Miasto kupiło 100 pojedynczych budek i 50 podwójnych.
- Poszukiwaliśmy wysokich budynków mieszkalnych w różnych lokalizacjach miasta, najlepiej w bliskiej odległości dużych terenów rekreacyjnych. Bez większego problemu udało się takie lokalizacje wskazać. Bardzo mocno w sprawę zaangażowali się sami mieszkańcy, którzy mobilizowali swoje administracje do zgłoszenia się do naszej akcji - powiedział nam prezydent Sosnowca, Arkadiusz Chęciński.
Po stronie spółdzielni i wspólnot leżała ich instalacja na budynkach.
Ważne są również okresowe czyszczenie ze starych gniazd, zabezpieczenie otworów na zimę i otwarcie przed majowym przylotem ptaków.
- Trzeba o tym pamiętać, bo jerzyki przylatują do nas najpóźniej, dlatego najlepiej zdjąć na zimę budki lub przynajmniej zakryć otwór. W przypadku niezakrywania otworów można się spodziewać, że budki zostaną zajęte przez ptaki wcześniej przylatujące – wyjaśnia Agnieszka Kowalska, naczelnik Wydziału Gospodarki Komunalnej Urzędu Miejskiego.
Po powieszeniu budek, administracje musiały przesłać do urzędu dokumentację zdjęciową.

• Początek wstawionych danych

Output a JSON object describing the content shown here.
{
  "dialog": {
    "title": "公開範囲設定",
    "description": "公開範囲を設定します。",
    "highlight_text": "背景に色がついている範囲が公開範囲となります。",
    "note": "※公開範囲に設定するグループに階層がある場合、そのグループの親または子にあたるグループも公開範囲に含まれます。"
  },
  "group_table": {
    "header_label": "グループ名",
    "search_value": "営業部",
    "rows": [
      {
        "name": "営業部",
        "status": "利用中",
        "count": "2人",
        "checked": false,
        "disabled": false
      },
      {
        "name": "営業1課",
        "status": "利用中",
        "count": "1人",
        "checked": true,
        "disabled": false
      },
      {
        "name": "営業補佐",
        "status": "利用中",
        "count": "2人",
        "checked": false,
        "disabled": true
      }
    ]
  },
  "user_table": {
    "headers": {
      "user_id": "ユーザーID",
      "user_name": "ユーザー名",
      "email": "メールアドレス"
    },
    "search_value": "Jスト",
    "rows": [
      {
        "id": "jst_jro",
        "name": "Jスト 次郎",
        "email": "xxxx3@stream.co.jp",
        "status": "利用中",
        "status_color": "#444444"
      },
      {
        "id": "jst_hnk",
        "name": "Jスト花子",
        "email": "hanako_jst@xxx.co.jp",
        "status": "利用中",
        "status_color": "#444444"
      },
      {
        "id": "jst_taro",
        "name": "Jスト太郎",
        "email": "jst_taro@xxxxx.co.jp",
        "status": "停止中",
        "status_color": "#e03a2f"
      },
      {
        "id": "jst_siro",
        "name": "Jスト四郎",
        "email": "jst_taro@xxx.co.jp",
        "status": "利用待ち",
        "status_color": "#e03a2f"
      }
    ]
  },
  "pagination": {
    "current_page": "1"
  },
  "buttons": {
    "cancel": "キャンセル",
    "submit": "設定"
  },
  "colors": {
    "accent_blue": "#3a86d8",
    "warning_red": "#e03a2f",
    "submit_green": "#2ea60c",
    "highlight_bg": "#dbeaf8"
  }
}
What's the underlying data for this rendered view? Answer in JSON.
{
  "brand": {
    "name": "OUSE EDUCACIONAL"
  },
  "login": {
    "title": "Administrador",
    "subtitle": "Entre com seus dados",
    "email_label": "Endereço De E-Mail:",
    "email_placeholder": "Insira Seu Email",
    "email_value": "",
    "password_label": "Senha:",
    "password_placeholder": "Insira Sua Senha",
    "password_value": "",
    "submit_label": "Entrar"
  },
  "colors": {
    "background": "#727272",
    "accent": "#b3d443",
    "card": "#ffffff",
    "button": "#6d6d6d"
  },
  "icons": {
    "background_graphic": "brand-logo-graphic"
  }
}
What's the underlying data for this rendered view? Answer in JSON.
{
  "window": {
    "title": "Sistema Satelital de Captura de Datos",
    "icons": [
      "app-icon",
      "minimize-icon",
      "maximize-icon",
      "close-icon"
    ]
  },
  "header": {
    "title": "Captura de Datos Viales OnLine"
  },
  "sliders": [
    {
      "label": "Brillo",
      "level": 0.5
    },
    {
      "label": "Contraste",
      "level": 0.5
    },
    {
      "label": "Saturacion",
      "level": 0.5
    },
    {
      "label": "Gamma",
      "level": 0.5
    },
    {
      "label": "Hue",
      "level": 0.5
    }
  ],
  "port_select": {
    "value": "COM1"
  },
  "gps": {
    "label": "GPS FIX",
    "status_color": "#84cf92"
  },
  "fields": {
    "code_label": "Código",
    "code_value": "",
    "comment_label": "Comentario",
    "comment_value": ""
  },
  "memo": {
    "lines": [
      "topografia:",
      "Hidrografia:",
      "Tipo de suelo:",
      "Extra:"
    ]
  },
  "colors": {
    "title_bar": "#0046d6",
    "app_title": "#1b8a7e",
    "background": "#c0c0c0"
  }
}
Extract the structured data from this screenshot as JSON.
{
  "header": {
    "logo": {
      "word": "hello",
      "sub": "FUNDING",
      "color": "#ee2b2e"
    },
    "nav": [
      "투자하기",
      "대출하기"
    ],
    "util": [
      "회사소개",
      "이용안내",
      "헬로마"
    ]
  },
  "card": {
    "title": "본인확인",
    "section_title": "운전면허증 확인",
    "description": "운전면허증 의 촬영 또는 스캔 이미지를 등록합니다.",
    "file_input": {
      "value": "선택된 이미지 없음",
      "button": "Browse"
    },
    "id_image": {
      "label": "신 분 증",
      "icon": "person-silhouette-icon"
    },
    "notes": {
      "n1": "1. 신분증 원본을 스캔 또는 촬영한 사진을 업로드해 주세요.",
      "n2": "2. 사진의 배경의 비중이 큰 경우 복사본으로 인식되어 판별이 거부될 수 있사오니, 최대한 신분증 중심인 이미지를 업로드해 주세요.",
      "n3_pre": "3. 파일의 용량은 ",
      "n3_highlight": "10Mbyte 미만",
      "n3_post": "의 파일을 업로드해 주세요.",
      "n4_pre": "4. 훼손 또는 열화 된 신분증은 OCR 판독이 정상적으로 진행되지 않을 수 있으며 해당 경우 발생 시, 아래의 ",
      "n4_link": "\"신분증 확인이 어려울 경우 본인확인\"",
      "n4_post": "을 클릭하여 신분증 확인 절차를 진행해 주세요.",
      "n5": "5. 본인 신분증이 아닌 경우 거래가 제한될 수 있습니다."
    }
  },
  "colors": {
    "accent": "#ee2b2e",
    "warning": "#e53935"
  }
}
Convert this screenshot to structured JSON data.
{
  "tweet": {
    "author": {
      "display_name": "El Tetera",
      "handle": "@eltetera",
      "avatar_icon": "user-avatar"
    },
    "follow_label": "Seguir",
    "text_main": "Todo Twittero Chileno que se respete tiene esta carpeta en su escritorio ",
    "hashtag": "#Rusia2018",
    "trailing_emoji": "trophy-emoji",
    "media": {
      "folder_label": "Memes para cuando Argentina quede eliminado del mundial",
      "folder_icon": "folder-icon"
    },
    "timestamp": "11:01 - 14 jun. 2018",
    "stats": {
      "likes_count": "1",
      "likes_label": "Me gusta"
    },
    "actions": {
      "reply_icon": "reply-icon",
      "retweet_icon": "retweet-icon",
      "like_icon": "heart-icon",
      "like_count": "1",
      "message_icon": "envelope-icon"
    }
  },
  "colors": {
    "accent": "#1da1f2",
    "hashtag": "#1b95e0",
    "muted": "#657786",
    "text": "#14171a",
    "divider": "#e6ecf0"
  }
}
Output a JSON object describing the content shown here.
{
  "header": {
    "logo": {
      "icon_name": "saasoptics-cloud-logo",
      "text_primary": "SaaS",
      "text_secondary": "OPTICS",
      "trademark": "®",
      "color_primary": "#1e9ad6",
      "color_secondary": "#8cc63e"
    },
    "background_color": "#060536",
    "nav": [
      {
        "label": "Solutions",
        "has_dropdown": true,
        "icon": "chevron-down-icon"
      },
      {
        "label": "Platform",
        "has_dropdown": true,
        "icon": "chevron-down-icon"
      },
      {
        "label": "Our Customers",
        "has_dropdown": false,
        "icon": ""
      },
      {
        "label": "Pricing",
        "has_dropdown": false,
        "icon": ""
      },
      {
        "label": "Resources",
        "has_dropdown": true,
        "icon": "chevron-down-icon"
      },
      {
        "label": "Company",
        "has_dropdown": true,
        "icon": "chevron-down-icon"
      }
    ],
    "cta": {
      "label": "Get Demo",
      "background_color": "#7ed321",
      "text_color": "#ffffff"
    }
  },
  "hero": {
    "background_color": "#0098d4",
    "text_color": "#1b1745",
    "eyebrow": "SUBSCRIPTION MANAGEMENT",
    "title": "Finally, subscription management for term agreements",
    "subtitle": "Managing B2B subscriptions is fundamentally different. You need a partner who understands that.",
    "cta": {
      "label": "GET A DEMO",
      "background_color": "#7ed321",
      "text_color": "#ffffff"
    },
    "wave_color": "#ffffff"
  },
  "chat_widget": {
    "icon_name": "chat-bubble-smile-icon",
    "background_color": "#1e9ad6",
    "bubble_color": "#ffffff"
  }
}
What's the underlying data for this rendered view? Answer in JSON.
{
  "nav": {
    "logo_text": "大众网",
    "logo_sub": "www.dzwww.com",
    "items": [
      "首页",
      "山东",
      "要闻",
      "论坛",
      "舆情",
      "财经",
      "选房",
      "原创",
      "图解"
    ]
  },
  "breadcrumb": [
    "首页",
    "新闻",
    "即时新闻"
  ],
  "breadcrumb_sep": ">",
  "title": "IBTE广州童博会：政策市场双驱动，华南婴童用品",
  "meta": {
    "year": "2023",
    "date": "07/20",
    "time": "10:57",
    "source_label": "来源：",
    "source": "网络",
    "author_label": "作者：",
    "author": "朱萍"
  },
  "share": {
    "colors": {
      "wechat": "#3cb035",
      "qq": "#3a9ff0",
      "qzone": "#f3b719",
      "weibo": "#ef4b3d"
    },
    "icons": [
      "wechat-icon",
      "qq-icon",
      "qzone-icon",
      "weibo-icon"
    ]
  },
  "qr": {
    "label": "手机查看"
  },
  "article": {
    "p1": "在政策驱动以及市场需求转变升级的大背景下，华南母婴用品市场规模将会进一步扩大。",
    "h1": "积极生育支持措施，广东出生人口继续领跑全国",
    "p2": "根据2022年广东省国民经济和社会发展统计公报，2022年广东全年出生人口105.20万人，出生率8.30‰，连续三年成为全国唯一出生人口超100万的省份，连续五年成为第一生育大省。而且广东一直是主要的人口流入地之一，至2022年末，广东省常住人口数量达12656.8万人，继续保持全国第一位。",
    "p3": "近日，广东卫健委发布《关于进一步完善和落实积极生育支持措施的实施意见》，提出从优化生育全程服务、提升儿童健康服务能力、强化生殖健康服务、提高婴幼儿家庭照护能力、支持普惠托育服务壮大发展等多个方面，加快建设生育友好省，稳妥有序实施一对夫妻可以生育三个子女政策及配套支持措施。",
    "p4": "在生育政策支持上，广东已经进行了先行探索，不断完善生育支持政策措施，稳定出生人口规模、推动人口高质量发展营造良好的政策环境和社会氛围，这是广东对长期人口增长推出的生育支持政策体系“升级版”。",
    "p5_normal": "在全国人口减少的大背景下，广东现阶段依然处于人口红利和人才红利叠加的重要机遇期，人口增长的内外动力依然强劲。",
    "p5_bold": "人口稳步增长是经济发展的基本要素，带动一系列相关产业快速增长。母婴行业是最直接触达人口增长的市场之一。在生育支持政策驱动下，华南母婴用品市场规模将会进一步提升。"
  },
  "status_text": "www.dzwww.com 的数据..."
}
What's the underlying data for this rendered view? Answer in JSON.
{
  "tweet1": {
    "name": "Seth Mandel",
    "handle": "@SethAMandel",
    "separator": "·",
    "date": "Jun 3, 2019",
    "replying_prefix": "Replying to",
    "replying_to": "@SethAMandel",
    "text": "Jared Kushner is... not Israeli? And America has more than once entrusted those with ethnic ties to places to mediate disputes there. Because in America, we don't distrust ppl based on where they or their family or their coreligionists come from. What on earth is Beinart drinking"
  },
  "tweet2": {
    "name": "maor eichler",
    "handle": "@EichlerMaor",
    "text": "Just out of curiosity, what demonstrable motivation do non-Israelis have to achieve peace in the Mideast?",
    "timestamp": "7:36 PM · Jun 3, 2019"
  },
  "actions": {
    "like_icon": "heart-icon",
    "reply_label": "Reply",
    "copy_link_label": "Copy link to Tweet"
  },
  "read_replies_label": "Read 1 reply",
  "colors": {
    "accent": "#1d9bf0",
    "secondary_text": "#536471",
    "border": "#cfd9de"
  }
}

- Budki należało umieścić jak najwyżej, najlepiej na ścianie powyżej drugiego piętra, ale w miejscu, gdzie ptaki mają swobodny dolot. Aby ochronić ptaki przed nadmiernym nagrzewaniem budki trzeba było wieszać na ścianach wschodnich lub północnych – dodaje naczelnik WGK.
Akcja będzie kontynuowana w przyszłym roku.